- New York State’s largest healthcare provider, Northwell Health, is teaming up with wearable technology maker Peerbridge Health to pilot remote medical monitoring of cardiac patients.
- The compact Peerbridge Cor multichannel electrocardiogram monitor outperformed the Holter monitor in a clinical trial, delivering analyzable data with less motion artifact and fewer false positives, according to Northwell.
- Reports from last month show New York-based Peerbridge has raised $1 million and could be looking at a fundraising round as large as $50 million.
A Stanford University study published in PLOS Biology suggests wearables have a strong future, but with more physician interaction and guidance. Of particular benefit could be managing patients whose socioeconomic status or location make it difficult to access care.
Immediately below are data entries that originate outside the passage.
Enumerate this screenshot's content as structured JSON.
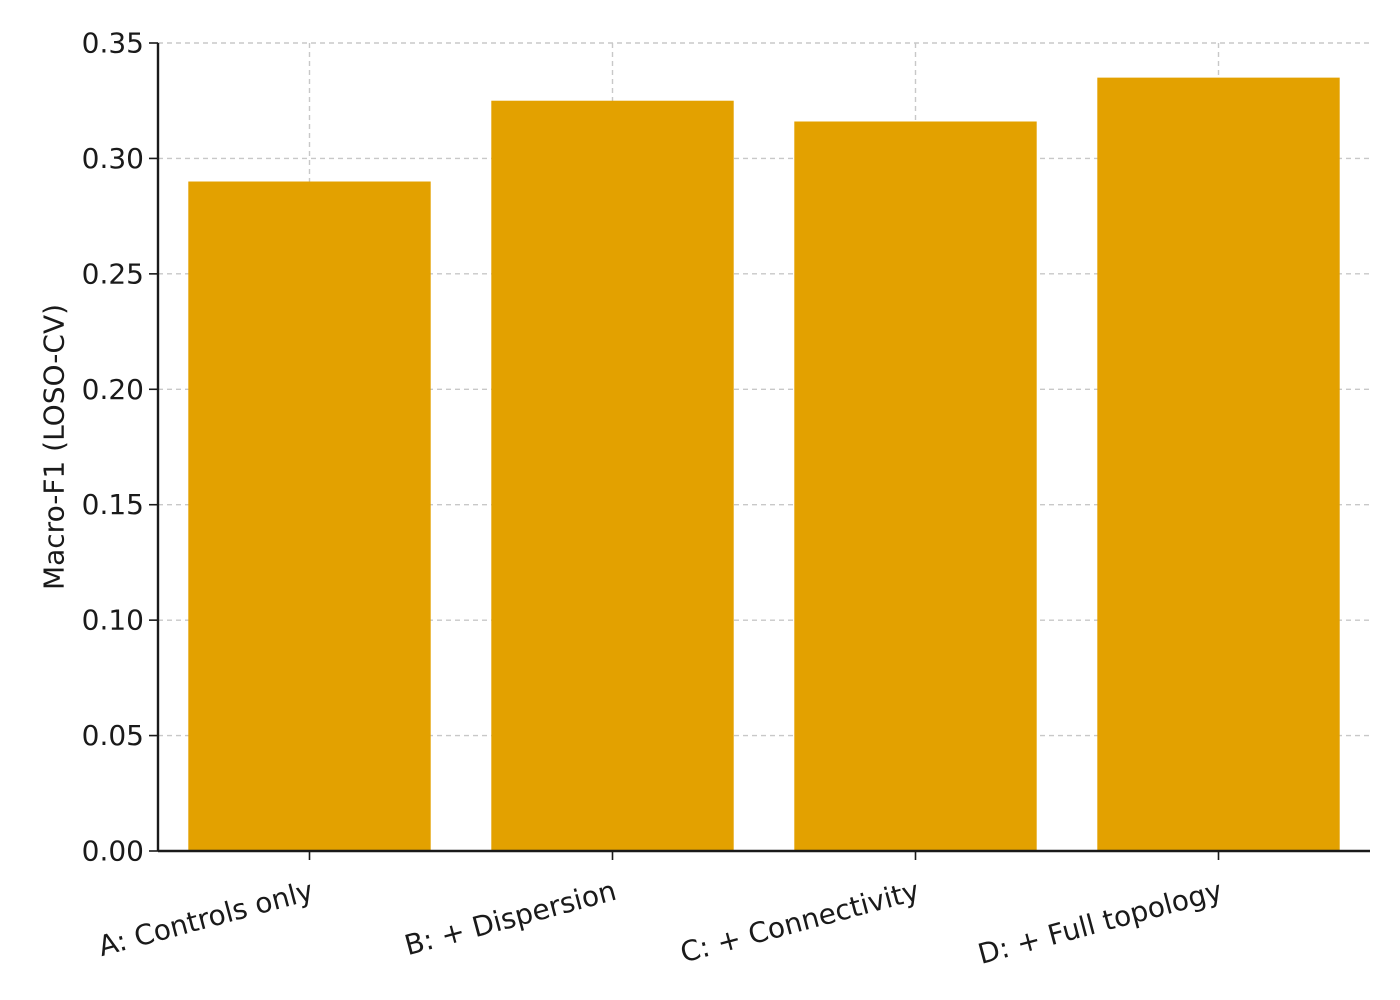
{
  "chart_data": {
    "type": "bar",
    "categories": [
      "A: Controls only",
      "B: + Dispersion",
      "C: + Connectivity",
      "D: + Full topology"
    ],
    "values": [
      0.29,
      0.325,
      0.316,
      0.335
    ],
    "title": "",
    "xlabel": "",
    "ylabel": "Macro-F1 (LOSO-CV)",
    "ylim": [
      0,
      0.35
    ],
    "yticks": [
      "0.00",
      "0.05",
      "0.10",
      "0.15",
      "0.20",
      "0.25",
      "0.30",
      "0.35"
    ],
    "grid": true,
    "bar_color": "#E3A100",
    "xtick_rotation_deg": 15
  }
}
In February, wireless device developer Jawbone announced it was shifting its focus from consumer wearables to the clinical market after interest in its consumer fitness band failed to meet expectations. The company was reportedly in talks with investors, including new ones with specific experience in the medical sector, to help finance the clinical thrust.
Other tech companies are also eyeing the clinical market. Fitbit is working on a smartwatch with health functionalities, and Apple Watch bested other wearable wrist technologies for accurately measuring heart rate.
With 22 hospitals and more than 550 outpatient facilities, Northwell’s collaboration with Peerbridge could provide a good test for the effectiveness of wearables to remotely monitor a large group of patients. The evidence is not all in, but the current focus on population health management ensures a market if the monitor improves patient care and outcomes.